Liebe Steffi, ja, das ist eine schwierige Frage. Eine solche Situation, die inzwische öfter vorkommt, würde man als die einer konkurrierenden primären Bindung bezeichnen. Meines Wissens gibt es dazu noch überhaupt keine aussagekräftigen Studien. Allenfalls gibt es Einzelerfahrungen und -beobachtungen. Mir scheint es nach solchen Einzelerfahrungen so zu sein, als suche sich der Säugling nach bestimmten Gesichtspunkten seine hierarchisch erstpositionierte pr. Bez.person aus und ordnet alle weiteren einfach nach. Solche Gesichtspunkte können sein: Stillen oder Füttern, häufige Pflege, vieles Herumtragen, intensive Ansprache, angenehmes Schmusen, etc. Manchmal mag auch einfach spontane Sympathie den Ausschlag geben. Wahrscheinlich ist es besser, daß tatsächlich einer von beiden Eltern erst einmal in gewisser Weise dominant ist, damit der andere für die Loslösung im zweiten Lebensjahr sozusagen frei bleibt. Eine zu intensive Bindung im ersten Lebensjahr erschwert automatisch die Loslösung im zweiten, die sich dann leicht aggressiver gestaltet. Beide Eltern sollte sich über ihre Rollen und über deren letztlich gleichwertige Bedeutung im Klaren sein, sondern gibt es Rivalitäten unter ihnen, die beim Säugling zu einer Bindungsverwirrung führen können. Dadurch entstehen wieder unsichere Bindungen am Ende des ersten Lebensjahres. Alles noch ein bißchen Neuland und sicher nicht ganz so einfach zu verstehen!
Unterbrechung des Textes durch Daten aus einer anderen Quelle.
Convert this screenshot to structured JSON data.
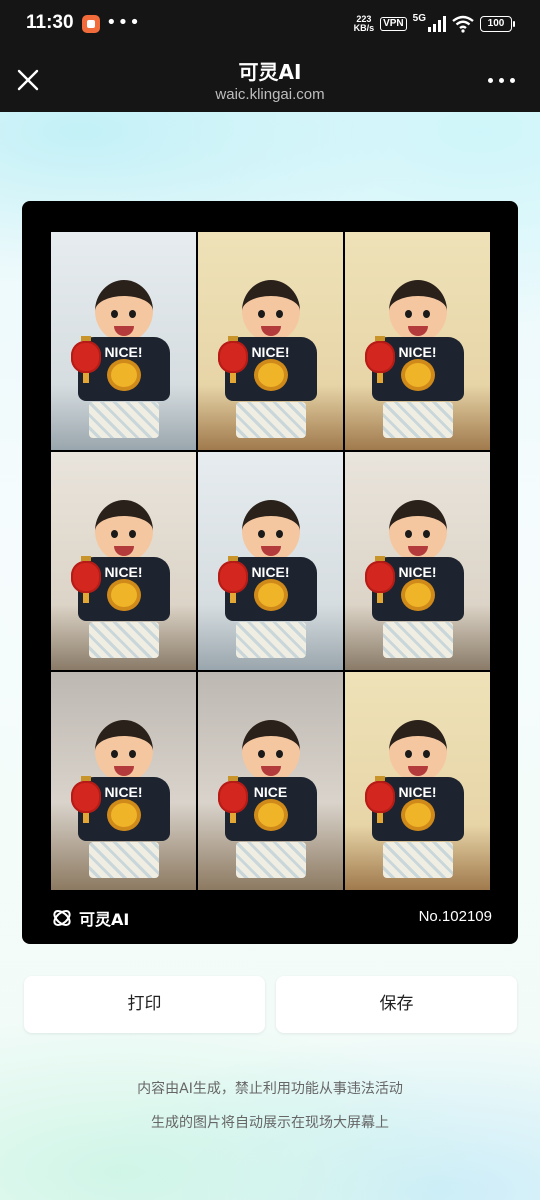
{
  "status_bar": {
    "time": "11:30",
    "net_speed_value": "223",
    "net_speed_unit": "KB/s",
    "vpn_label": "VPN",
    "network_type": "5G",
    "battery": "100"
  },
  "titlebar": {
    "title": "可灵AI",
    "url": "waic.klingai.com"
  },
  "card": {
    "brand_name": "可灵AI",
    "serial": "No.102109",
    "images": [
      {
        "shirt_text": "NICE!"
      },
      {
        "shirt_text": "NICE!"
      },
      {
        "shirt_text": "NICE!"
      },
      {
        "shirt_text": "NICE!"
      },
      {
        "shirt_text": "NICE!"
      },
      {
        "shirt_text": "NICE!"
      },
      {
        "shirt_text": "NICE!"
      },
      {
        "shirt_text": "NICE"
      },
      {
        "shirt_text": "NICE!"
      }
    ]
  },
  "actions": {
    "print_label": "打印",
    "save_label": "保存"
  },
  "notices": {
    "line1": "内容由AI生成，禁止利用功能从事违法活动",
    "line2": "生成的图片将自动展示在现场大屏幕上"
  }
}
Die früheren Generationen gingen (allerdings nicht aus solchen Einsichten heraus) der ganzen Problematik intuitiv aus dem Weg, in dem sie die Rollen zwischen Mann und Frau von Anfang an klar verteilten. Leider war damit eine Nichtanerkennung der Mutterrolle verbunden und eine Unterdrückung der Frau im gesamten sozialen Leben. Das war also die Kehrseite der Medaille, die nicht wiederholt werden sollte. Aber aus emotions- und entwicklungspsychologischer Sicht kommen da in Zukunft brenzlige Gesprächsthemen auf uns alle zu. Die Lust aufs "Kinderkriegen", schrumpft immer weiter, und zahllose Frauen entscheiden sich inzwischen gegen ein Kind. Wir stehen hier an einem Punkt, an dem Soziologie, Politik, Psychologie, Philosophie und schließlich Medizinethik eine hochkomplexe Verbindung eingehen. Dieser Dialog ist schwer zu führen, und von seiten der Politik kommen bisher die magersten Auskünfte. Jedenfalls sehe ich das so. Viele Grüße

von Dr. med. Rüdiger Posth am 19.01.2005



Antwort auf: arbeitende Mutter

Hallo, ich arbeite auch Voll und in Schichten.Mal bin ich um 14h30 zu Hause,mal bin ich ab 12h30 weg und um 21h30 zurück - bin Krankenschwester.Unsere kennt es nicht anders und sie kommt super zurecht.Da wir ein Mädel haben, ist sie eh mehr das Papa - Kind, was ich normal finde und weswegen ich auch nicht unzufrieden bin!Ich bin für Trösten da, um Geschichten vorzulesen, rausgehen,kuscheln und ihre Einschlafhilfe am Abend.Wir sind beide ihre Primäebezugspersonen ;-))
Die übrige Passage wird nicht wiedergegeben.